It is probably premature to conclude year 2014 for the liner shipping industry at this stage, but the year-to-date operating results would indicate that the industry is indeed in a better shape than it was the past two years.
We would attribute this to falling fuel prices, especially during the second half of the year, and congestion at some key hub ports that require additional tonnage to complete vessel schedules. Both have helped minimize costs and balance out tonnage supply, thus bringing the majority of liner operations back to black. This is in spite of the fact that the global economy is still struggling on its way to full recovery.
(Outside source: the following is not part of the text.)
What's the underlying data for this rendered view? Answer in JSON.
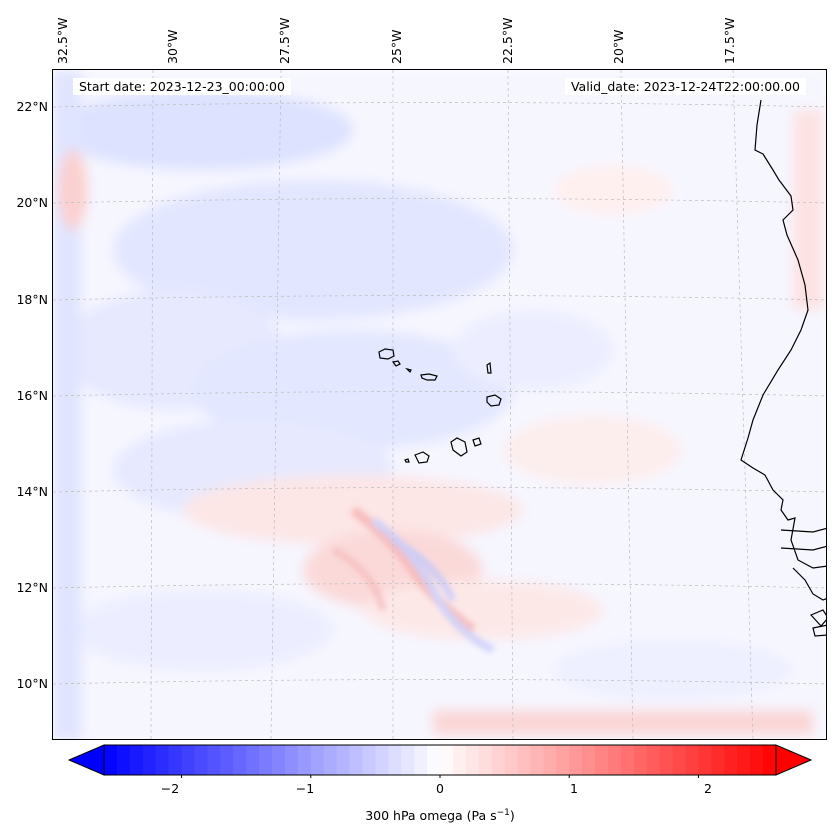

With more new built mega-ships on the schedule for delivery in 2015, the problem of overtonnage will persist and maybe even deteriorate in some trade lanes, particularly the deep-sea. We need to closely observe how emerging new alliances rationalize capacity while terminal operators adapt their operations and systems to address further congestion brought about by increased ship sizes and more complex bay planning requirements from ship operators.
Given moderate global GDP growth rate prediction for the year, demand may not be in liner shipping’s favor. Cargo volume originating from traditional Far East main ports may no longer provide sufficient support to fill up mega-ships despite the formation of new alliances. As a result, container volumes originating from way ports may play an important role and, in turn, may mitigate the cost advantage of deploying mega-ships.